REVIEW: In Really at Theatre Exile, a Fugue State without a Fugue

Jackie Sibblies Drury’s dreary play is a sprawling, 70-minute journey to nowhere.


Nancy Boykin, Jessica Johnson, and Matteo Scammell in Really at Theatre Exile. (Photo by Paola Nogueras)

15 minutes into Jackie Sibblies Drury’s opaque play Really—as seen in an even more obfuscatory production at Theatre Exile—I was reaching for a metaphor. Was it “rearranging the deck chairs on the Titanic”? No, that’s not quite right, because while it captures the sense of drifting pointlessness, the Titanic situation was truly dire. Really is merely dreary.

Three characters here are seen in a white (as in “blank space or canvas”) room. Mother (played by Nancy Boykin), is chatty and friendly, as she sits for a photographer, called Girlfriend (actress Jessica Johnson), who initially is largely silent, focused instead on setting up the shoot. Soon, Calvin (Matteo Scammell) wanders in. That there’s a relationship—and tensions—among the three is clear. Exactly what they are is not… nor will it be 70 very long minutes later, when the lights finally go down.

Still, within the loops of nebulous, open-ended conversation, a few topics are manifest. One is the nature of art (Drury is nothing if not ambitious). Another is a recurring litany of general global awfulness, now and throughout history, including wars and mass incarcerations. Against these big but vague themes, there’s also a sort of banal melodrama, involving a fretting mother, a son who wants to please her, and the younger woman who is perceived by the mother as an interloper.

Along the way, Drury gets in some memorably poetic language, and in the last three minutes there’s a glimmer of what Really could be, in terms of insight into the inner turmoil of an artist, questioning whether she has what it takes.

But for the most part, the plot elements remain disconnected and inert. If director Brenna Geffers understands Really, you wouldn’t know it. In fact, she seems determined to avoid clarity at all costs, instead helming a production that descends further into abstraction. This involves long, empty pauses; stylized movement; emotionally freighted line readings that seem appliqued at random; and several other unwelcome tricks.  Some very obvious questions—such as what the camera reveals to both subject and photographer—remain not only unanswered, but more or less unasked.

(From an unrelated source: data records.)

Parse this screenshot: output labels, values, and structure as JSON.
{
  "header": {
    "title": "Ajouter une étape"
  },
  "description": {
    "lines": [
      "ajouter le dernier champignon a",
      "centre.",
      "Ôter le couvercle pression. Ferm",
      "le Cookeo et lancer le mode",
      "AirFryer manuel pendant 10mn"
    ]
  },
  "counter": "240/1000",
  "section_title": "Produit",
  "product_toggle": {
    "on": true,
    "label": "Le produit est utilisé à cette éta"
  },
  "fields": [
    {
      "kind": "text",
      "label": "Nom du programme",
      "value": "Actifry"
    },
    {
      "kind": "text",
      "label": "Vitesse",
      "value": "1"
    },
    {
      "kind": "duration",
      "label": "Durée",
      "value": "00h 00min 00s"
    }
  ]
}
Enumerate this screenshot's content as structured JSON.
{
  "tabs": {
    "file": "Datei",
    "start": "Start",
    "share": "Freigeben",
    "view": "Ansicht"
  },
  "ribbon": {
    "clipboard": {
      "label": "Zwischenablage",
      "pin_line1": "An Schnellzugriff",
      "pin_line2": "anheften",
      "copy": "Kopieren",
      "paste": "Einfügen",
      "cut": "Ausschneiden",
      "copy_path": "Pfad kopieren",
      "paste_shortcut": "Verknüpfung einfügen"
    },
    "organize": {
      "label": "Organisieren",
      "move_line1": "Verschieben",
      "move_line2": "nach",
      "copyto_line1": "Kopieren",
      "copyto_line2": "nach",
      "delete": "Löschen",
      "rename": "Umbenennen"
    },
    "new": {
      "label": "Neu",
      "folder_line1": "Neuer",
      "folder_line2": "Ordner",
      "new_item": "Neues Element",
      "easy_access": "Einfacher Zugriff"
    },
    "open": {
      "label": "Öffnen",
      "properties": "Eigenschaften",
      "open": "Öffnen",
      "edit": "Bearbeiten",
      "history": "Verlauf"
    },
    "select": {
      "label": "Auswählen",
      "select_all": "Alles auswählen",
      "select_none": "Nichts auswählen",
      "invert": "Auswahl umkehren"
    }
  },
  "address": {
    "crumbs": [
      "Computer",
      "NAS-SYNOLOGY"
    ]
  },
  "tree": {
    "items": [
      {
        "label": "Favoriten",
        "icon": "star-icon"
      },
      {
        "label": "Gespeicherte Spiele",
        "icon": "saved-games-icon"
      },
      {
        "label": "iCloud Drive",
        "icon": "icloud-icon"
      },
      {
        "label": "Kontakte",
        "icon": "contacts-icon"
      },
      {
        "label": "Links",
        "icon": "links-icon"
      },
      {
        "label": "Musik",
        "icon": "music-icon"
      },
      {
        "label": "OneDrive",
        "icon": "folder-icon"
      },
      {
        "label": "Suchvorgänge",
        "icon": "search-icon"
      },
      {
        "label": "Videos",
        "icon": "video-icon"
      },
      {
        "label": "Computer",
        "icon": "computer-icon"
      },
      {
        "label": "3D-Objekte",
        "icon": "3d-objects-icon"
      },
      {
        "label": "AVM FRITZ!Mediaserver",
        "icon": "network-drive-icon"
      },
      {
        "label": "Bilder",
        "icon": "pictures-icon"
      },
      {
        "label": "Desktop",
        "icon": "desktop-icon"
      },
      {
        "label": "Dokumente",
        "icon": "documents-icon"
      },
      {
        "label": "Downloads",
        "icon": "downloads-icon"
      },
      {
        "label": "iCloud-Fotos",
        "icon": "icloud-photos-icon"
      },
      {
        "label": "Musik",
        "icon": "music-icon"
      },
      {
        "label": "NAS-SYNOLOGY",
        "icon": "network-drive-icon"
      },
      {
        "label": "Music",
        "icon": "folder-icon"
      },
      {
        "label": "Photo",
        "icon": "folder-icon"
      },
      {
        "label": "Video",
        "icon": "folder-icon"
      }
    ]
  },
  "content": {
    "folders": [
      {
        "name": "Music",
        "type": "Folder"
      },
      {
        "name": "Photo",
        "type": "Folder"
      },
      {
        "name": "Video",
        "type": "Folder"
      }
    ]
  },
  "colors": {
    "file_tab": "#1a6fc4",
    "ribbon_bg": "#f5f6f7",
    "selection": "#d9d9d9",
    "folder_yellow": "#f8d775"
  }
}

Under the circumstances, I admire Boykin’s attempts to find a dramatic context in her long near-monologues, though a key comment along the way—about how at a certain point in life, a woman “transforms herself into a pharmacy”—suggests a level of pain and desperation that doesn’t come through. Johnson and Scammell, both likeable actors, make little impression here.

Really feels like a pretentious, sprawling journey to nowhere—a fugue state without a fugue.